FIGAROVOX/TRIBUNE – Une étude relayée par l’AFP prétend qu’avoir un enfant de moins serait le moyen le plus efficace de lutter contre le réchauffement climatique. Une affirmation que remet en cause Jean de Kervasdoué, qui reproche aux écologistes leur malthusianisme.


Jean de Kervasdoué est professeur émérite au Conservatoire national des arts et métiers et membre de l’Académie des technologies.

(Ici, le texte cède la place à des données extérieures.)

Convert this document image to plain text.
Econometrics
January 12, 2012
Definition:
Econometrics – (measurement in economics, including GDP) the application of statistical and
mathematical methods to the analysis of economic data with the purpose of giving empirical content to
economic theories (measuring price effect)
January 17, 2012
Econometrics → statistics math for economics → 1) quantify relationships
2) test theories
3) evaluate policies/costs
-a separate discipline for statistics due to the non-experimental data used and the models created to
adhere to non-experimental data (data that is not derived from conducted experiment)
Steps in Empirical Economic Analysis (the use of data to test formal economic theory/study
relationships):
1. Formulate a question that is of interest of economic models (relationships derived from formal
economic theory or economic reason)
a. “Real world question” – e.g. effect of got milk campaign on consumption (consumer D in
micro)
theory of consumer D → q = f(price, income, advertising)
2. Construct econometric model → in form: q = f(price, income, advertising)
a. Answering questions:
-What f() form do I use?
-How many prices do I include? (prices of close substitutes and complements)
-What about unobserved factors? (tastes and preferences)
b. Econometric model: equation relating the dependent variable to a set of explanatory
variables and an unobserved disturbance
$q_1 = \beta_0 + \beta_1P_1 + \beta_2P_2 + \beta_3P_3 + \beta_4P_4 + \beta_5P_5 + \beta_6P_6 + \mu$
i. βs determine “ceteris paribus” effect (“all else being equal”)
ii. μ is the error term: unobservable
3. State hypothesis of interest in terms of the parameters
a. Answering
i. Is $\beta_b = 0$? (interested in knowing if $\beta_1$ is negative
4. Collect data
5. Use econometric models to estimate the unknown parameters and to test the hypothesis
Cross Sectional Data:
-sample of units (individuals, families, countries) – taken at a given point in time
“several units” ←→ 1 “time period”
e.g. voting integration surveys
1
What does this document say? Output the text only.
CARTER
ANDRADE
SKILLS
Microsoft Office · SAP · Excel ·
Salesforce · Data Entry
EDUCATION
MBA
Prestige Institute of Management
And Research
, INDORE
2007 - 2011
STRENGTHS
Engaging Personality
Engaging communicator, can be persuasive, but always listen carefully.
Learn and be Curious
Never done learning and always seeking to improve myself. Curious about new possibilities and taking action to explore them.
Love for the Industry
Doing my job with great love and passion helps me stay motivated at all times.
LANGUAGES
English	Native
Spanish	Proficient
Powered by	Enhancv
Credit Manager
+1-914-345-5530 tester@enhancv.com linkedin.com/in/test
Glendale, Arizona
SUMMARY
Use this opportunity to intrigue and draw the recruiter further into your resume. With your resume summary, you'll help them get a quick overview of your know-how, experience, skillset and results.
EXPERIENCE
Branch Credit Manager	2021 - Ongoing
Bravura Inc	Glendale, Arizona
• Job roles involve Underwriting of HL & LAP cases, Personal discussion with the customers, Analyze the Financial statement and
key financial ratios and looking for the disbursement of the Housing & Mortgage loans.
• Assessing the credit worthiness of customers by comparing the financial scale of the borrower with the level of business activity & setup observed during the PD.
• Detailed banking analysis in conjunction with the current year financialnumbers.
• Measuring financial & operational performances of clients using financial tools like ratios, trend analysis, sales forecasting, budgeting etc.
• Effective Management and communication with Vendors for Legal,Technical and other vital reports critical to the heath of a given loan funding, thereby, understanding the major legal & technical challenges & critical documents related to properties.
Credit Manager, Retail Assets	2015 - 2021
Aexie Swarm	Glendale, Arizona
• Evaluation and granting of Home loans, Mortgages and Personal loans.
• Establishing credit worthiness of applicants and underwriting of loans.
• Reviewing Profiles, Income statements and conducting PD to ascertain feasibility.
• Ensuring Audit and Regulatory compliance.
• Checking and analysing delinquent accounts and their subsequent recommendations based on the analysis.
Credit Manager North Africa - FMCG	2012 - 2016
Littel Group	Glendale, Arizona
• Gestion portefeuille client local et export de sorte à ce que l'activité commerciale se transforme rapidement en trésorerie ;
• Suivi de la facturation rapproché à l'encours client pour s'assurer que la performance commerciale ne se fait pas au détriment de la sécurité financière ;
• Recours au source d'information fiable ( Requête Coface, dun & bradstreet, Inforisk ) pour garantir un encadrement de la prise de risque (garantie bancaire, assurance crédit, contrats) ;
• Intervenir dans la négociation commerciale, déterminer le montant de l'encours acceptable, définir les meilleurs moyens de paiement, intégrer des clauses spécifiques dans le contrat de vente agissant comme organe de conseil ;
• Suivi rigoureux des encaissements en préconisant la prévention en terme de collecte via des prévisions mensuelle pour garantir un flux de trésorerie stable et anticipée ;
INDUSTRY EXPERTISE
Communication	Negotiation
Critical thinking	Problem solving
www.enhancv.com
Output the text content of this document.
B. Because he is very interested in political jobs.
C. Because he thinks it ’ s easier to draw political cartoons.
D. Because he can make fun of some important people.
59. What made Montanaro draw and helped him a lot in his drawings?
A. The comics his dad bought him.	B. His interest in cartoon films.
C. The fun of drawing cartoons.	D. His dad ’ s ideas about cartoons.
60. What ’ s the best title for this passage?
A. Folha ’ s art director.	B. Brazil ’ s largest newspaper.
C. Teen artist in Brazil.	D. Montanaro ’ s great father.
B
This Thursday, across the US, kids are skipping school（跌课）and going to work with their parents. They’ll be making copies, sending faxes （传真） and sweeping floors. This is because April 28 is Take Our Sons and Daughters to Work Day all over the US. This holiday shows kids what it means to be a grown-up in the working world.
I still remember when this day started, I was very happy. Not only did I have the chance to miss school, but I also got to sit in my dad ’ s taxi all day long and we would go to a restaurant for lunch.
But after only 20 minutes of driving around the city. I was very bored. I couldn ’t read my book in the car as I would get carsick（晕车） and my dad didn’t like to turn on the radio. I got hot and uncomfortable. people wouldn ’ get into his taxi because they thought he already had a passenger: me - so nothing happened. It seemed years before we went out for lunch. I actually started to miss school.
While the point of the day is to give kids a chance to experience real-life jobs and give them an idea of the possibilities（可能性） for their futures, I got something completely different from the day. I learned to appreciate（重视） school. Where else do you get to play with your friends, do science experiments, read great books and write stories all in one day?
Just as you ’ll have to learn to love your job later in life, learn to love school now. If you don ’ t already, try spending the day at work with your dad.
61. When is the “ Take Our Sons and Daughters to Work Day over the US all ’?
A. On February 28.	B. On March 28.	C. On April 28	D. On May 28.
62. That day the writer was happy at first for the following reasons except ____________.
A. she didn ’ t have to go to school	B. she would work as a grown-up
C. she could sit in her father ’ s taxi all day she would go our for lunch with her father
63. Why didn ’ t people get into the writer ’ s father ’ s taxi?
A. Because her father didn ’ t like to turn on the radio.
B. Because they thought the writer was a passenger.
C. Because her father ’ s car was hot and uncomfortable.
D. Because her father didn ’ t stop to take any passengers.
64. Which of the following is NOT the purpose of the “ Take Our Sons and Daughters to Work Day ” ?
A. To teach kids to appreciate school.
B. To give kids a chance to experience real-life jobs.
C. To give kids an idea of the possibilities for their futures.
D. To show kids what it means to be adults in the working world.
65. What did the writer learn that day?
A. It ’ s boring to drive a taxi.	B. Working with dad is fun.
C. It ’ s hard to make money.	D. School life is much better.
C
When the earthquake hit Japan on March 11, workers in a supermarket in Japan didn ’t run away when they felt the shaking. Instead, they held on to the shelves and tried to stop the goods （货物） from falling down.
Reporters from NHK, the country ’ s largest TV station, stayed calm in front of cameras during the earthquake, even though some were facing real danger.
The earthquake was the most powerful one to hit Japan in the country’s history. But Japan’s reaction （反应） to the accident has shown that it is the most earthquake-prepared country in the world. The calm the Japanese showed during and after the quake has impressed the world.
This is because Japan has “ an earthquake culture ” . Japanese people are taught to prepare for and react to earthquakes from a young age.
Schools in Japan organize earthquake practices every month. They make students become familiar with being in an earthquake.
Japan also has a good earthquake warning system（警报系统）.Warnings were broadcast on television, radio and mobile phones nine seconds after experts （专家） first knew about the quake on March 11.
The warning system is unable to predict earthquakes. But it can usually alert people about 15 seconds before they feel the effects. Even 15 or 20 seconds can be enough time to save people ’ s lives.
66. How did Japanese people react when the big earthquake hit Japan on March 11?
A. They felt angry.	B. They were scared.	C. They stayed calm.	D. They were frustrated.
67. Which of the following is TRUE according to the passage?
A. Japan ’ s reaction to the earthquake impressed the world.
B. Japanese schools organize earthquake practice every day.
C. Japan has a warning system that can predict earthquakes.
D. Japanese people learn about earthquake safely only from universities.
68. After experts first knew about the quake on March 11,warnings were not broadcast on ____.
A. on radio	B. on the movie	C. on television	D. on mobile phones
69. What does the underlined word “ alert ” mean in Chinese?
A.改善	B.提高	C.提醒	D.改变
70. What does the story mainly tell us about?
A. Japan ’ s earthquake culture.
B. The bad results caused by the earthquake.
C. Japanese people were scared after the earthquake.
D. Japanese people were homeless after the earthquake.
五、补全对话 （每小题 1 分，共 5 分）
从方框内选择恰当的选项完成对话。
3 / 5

«Avoir un enfant en moins pour lutter contre le réchauffement climatique», tel est la recommandation diffusée l’AFP il y a quelques jours. Cette dépêche, pour ne pas dire ce scoop provocateur, est immédiatement reprise et amplifiée par la médiasphère et cela sans analyse, sans commentaire, sans distance et… sans humour. Elle ressemble pourtant à s’y méprendre à une des propositions du programme politique loufoque de Ferdinand Lop qui déclarait notamment que, s’il était élu Président de la République en 1974, il supprimerait le dernier wagon des rames de métro. En écoutant au réveil sur une chaîne nationale la communication de cette ineptie, je me demandais aussi quel était l’enfant qui serait choisi pour être «en moins»? Le premier, le dernier? Mais essayons de prendre cette annonce au sérieux car son intention l’est, comme pourraient l’être aussi les conséquences sur des esprits non avertis.

La publicité donnée par l’AFP à une lettre de Wynes et Kimberly qui, nous le verrons, ne le méritait pas, n’arrive pas par hasard. En effet, pourquoi ressortir en ce début octobre cette infographie de juillet 2017, plus d’un an donc après sa publication? Probablement parce que le rapport du GIEC et sa nouvelle alerte au réchauffement climatique vient de paraître. Or, dans la tradition des philosophes de l’écologie politique, à commencer par Hans Jonas, il faut faire peur et l’un des vecteurs favoris de cette peur demeure le malthusianisme. Mais comme les prévisions malthusiennes plus anciennes, notamment celles du Club de Rome publiées an 1972, n’ont pas été vérifiées, il faut chercher de nouveaux thèmes pour rendre la population sensible à la gravité de la situation, à la peur en général et la peur de l’autre en particulier. Le réchauffement climatique devient la voie privilégiée. En effet, les angles d’attaque de la santé, de la pauvreté et de la faim dans le monde se sont émoussés car ils sont sans fondement: l’espérance de vie s’est partout accrue, la pauvreté a reculé et avec elle la faim dans le monde or, durant cette période, la population mondiale a doublé! Le réchauffement climatique devient donc la voie privilégiée pour susciter l’effroi et est une aubaine pour les journalistes militants, ce qui malheureusement n’est pas un oxymore. Ils reprennent en rengaine, avec foi, des articles de prétendus scientifiques tout aussi militants. Puis, ces «informations» sont diffusées par d’autres journalistes qui n’ont pas vérifié les sources or, ainsi, ils légitiment de prétendus faits, alors qu’ils ne sont que des slogans idéologiques, d’autant plus dangereux qu’ils apparaissent sous la forme de vérités scientifiques.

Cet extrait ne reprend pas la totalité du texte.